There were 75,000 inside the ground when the gates were closed, and it’s estimated that another 15,000 forced their way in.
Some fans fell through the glass roof of the main stand. The crush pushed the crowd over the perimeter of the greyhound track and up to the very edge of the pitch. The press described the scenes as “The Battle of Fulham Road”.
The game turned out to be a belter, finishing in a 3-3 draw. At the whistle, the crowd poured onto the pitch and carried the Soviet players aloft.
Russian commentator Vadim Sinyavsky shouted down his microphone: “Listen comrades in Moscow, Leningrad, Tbilisi, Berlin, we have passed our first exam with honour.”
Dynamo went on to play Cardiff City (winning 10-1) and Arsenal, the dominant England side between the wars. Dynamo coach Mikhail Yakushin opined: “To come to London and not play Arsenal would be like visiting Cairo without seeing the pyramids.”
Arsenal’s Highbury ground had been an air-raid control centre, meaning the match was played Tottenham’s White Hart Lane.

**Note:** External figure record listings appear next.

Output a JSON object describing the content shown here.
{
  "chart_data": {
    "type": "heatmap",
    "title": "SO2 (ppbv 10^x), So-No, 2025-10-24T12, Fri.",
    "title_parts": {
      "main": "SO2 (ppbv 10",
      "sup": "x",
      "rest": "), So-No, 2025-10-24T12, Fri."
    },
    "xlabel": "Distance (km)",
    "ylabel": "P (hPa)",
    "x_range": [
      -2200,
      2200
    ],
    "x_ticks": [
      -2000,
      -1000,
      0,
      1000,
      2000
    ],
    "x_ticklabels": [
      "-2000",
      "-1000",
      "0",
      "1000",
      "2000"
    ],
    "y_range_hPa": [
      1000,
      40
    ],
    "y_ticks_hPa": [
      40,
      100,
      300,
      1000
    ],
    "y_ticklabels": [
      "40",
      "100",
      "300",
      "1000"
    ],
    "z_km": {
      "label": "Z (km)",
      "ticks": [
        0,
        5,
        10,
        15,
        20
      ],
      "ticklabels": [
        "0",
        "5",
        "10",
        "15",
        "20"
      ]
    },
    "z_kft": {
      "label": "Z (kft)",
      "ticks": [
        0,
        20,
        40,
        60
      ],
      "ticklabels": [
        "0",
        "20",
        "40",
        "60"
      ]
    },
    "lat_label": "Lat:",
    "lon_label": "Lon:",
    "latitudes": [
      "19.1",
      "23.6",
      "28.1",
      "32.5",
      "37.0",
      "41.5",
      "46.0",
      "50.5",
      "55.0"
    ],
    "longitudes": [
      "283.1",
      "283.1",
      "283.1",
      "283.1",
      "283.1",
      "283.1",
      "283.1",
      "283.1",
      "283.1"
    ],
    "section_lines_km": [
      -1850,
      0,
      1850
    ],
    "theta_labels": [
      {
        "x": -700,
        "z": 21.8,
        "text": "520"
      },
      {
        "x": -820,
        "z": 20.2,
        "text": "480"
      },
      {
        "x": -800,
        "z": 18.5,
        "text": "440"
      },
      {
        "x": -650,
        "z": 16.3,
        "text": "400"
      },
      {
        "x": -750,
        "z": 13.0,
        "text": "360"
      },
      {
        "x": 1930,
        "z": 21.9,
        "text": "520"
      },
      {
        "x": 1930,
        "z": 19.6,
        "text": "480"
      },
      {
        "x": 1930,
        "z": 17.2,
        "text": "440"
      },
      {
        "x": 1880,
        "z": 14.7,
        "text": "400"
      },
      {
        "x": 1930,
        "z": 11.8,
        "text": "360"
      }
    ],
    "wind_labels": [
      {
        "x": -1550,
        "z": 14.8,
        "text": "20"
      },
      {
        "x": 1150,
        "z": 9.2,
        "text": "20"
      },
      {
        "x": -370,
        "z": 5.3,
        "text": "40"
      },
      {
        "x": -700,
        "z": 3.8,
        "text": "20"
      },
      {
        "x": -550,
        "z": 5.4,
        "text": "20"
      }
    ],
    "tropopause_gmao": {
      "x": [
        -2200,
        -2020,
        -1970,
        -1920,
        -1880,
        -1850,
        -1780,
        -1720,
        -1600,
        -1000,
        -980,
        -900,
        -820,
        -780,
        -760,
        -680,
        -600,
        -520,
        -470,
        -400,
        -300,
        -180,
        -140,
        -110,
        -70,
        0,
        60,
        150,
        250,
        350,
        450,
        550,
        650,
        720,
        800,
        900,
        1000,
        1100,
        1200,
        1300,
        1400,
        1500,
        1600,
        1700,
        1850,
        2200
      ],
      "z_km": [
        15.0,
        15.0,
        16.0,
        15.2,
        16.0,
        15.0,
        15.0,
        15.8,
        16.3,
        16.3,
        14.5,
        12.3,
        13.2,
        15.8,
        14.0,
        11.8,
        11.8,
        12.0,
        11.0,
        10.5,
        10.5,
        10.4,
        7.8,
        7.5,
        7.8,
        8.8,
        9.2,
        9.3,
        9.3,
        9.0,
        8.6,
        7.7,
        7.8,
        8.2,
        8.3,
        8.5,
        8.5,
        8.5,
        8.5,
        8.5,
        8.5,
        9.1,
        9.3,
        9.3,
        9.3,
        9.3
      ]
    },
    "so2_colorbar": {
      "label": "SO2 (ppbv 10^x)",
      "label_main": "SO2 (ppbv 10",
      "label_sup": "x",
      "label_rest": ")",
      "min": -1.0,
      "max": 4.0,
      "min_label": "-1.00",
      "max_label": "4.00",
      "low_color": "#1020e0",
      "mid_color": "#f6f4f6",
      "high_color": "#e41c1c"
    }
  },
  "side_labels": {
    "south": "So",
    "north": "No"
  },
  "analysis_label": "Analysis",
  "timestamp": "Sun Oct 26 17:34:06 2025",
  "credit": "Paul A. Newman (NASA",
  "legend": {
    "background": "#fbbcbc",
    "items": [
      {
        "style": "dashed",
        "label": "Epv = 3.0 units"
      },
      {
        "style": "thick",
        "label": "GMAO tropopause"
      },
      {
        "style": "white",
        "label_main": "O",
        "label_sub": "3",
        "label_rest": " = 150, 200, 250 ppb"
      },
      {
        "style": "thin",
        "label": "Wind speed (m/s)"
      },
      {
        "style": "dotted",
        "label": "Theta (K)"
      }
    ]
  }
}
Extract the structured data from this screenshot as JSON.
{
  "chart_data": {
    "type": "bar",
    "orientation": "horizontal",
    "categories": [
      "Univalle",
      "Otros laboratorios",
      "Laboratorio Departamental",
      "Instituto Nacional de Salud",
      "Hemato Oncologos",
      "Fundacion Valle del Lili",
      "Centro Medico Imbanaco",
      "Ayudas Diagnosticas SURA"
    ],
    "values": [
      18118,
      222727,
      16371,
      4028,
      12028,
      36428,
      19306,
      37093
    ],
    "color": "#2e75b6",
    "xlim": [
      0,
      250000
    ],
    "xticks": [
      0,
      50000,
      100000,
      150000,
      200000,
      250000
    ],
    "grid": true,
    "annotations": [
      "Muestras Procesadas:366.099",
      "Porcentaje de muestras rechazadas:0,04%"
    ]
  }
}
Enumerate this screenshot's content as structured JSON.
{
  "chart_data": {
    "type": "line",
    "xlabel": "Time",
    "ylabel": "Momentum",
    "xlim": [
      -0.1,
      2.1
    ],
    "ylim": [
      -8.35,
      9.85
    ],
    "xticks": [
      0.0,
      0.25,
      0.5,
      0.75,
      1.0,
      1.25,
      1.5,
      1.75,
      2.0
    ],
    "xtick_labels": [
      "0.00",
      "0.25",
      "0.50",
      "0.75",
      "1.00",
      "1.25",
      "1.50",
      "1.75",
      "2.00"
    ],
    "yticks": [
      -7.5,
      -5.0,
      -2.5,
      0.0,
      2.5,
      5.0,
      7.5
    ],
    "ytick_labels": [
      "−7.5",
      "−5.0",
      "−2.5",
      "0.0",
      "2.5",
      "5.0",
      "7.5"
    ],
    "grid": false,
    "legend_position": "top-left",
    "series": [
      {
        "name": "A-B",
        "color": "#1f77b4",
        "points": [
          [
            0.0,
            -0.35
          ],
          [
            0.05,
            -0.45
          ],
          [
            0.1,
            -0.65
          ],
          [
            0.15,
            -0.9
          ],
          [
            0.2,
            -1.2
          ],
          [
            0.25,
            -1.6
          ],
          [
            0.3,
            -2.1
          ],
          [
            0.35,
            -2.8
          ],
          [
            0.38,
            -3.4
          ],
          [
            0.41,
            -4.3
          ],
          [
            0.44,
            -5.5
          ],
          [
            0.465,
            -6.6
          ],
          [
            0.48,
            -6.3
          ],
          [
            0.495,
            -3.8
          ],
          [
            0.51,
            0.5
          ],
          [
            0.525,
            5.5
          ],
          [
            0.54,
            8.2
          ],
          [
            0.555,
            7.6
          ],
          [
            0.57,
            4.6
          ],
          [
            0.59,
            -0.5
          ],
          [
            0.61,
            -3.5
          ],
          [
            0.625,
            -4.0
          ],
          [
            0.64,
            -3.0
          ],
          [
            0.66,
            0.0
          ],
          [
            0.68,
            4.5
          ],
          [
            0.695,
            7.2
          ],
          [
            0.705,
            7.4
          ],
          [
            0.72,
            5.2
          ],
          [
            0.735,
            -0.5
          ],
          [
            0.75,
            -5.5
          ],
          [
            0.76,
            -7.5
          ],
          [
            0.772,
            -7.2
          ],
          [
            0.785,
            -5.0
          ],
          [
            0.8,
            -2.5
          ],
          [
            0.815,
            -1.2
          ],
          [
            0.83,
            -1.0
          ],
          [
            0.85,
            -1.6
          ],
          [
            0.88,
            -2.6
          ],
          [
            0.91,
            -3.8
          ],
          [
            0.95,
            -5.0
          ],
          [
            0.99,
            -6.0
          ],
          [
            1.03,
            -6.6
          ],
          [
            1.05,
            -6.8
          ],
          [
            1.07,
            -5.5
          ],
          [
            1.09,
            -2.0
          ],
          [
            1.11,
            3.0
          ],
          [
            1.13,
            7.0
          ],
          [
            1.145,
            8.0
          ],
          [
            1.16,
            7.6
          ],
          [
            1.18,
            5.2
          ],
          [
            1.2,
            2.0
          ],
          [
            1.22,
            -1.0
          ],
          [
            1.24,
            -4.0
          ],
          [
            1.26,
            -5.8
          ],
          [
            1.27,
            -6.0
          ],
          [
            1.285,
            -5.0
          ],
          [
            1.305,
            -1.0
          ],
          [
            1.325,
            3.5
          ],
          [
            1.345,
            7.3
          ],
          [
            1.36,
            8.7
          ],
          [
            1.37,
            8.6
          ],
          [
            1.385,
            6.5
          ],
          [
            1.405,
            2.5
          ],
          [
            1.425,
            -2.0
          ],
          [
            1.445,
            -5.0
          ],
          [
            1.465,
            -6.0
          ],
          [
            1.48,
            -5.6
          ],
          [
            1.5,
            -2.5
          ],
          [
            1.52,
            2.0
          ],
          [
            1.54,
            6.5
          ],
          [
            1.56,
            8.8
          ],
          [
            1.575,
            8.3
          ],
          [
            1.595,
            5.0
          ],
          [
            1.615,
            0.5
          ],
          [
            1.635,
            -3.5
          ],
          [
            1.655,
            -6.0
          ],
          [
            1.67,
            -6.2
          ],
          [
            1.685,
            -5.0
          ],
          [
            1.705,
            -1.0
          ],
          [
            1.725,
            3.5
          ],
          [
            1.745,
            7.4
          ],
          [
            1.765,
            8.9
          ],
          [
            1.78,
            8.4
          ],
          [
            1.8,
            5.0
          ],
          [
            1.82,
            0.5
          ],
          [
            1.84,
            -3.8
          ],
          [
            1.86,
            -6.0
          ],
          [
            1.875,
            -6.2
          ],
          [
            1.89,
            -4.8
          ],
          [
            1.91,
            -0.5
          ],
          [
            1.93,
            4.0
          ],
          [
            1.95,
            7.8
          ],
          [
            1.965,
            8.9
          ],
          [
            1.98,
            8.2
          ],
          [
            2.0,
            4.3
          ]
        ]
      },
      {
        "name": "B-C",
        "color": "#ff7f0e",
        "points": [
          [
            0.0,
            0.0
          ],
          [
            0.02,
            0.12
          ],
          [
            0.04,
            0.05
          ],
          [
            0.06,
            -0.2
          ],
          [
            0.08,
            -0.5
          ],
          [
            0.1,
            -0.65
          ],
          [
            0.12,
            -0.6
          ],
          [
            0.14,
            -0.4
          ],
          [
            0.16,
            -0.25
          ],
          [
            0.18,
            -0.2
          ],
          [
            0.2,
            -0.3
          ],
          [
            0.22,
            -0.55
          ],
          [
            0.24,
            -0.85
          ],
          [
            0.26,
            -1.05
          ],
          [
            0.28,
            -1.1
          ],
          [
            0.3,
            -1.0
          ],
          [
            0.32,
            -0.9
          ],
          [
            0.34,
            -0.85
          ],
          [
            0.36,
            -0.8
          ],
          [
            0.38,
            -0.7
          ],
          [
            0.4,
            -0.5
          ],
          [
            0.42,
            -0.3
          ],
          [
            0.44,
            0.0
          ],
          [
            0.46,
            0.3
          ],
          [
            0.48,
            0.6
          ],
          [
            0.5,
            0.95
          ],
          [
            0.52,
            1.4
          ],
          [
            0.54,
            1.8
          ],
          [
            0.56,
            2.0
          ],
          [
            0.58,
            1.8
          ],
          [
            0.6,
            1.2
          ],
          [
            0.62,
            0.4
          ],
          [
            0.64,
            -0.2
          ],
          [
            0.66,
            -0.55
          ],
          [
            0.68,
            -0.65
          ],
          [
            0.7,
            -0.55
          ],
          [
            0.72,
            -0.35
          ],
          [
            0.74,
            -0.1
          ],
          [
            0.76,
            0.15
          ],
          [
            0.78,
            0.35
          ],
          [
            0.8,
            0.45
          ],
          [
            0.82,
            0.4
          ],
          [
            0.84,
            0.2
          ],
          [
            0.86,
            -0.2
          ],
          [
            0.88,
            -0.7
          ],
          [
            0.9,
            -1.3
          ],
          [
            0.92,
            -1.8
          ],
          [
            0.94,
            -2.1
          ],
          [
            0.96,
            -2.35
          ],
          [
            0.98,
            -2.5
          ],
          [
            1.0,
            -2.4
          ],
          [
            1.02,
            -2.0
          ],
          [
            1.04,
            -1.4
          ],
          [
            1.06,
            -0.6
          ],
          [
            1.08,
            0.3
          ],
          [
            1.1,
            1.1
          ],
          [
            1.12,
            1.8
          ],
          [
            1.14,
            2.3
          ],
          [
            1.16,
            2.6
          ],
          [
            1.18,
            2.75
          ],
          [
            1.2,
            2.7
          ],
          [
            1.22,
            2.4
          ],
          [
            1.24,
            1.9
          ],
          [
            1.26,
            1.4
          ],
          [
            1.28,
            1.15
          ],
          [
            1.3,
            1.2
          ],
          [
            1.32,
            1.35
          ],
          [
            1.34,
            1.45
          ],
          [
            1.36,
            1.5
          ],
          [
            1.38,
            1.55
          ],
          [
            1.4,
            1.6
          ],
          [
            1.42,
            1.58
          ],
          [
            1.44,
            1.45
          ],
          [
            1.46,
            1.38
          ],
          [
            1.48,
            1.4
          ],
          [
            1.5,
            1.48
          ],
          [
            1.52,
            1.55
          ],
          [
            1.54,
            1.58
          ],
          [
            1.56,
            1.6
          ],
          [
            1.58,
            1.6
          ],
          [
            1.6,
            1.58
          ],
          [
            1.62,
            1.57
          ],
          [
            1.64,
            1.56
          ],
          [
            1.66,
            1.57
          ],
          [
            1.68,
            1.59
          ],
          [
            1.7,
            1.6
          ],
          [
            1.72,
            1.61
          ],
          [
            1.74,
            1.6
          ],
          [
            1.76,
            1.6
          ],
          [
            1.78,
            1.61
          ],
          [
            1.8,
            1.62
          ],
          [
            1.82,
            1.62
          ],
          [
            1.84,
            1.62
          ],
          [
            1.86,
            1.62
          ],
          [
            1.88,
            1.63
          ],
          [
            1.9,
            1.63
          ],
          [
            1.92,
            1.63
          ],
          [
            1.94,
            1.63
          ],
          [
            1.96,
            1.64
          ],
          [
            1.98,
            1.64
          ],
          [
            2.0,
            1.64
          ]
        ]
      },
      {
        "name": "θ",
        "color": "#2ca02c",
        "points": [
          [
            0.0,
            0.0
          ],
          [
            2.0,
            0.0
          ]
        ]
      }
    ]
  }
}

4-4-2 recalls the crazy match:
…a pea-souper fog descended upon north London and seemed certain to end the tie. But incredibly, the Russian referee, M. Nikolay Latyshev, ushered the players out to play. More than 54,000 spectators had filled the ground, but catching any of the action at the opposite end of the field was impossible. The game was only 30 seconds old when Dynamo managed to poke an early lead. Like many, LV Manning , in the press box, missed the goal. He could only describe the crowd: “A thousand men lighted a thousand cigarettes and it looked like a thousand bonfires.” Arsenal’s own fire was soon stirred and Mortensen and Matthews quickly helped the Gunners establish a 3-1 lead, but a goal by Beskov made it 3-2 at half-time. To those in the crowd and on the pitch it seemed inevitable that the game would be abandoned. But it wasn’t, and vague shadows appeared to contest a farcical second half. Serge Soloviev restored parity early on despite being blatantly offside, even in the fog. Somewhat bizarrely, the Russian official had placed both of his English linesman on one side of the pitch and himself on the other. His decisions were perplexing the hosts and it wasn’t long before Dynamo scored a winning goal through an again-offside Bobrov. Having had what appeared to be a perfectly valid goal ruled out, Allison suggested to the Soviet Embassy’s First Secretary that they concede the game to stop the nonsense. His offer was politely declined. The final straw came when several Arsenal players noticed that the Russians seemed to have an extra player on the field and it was established that due to a mix-up in the fog during a substitution. Dynamo had been playing with 12 men for a good 20 minutes. With the numbers evened up, the visitors held on their lead to record a 4-3 victory.
Post match, Arsenal captain Cliff Bastin claimed that, “so long as the Dynamos got the ball in the net, even if they carried it there, the referee was going to award them a goal.”
The final match saw Moscow take on Glasgow Rangers before a huge 92,000 crowd. The game ended in a 2-2 draw.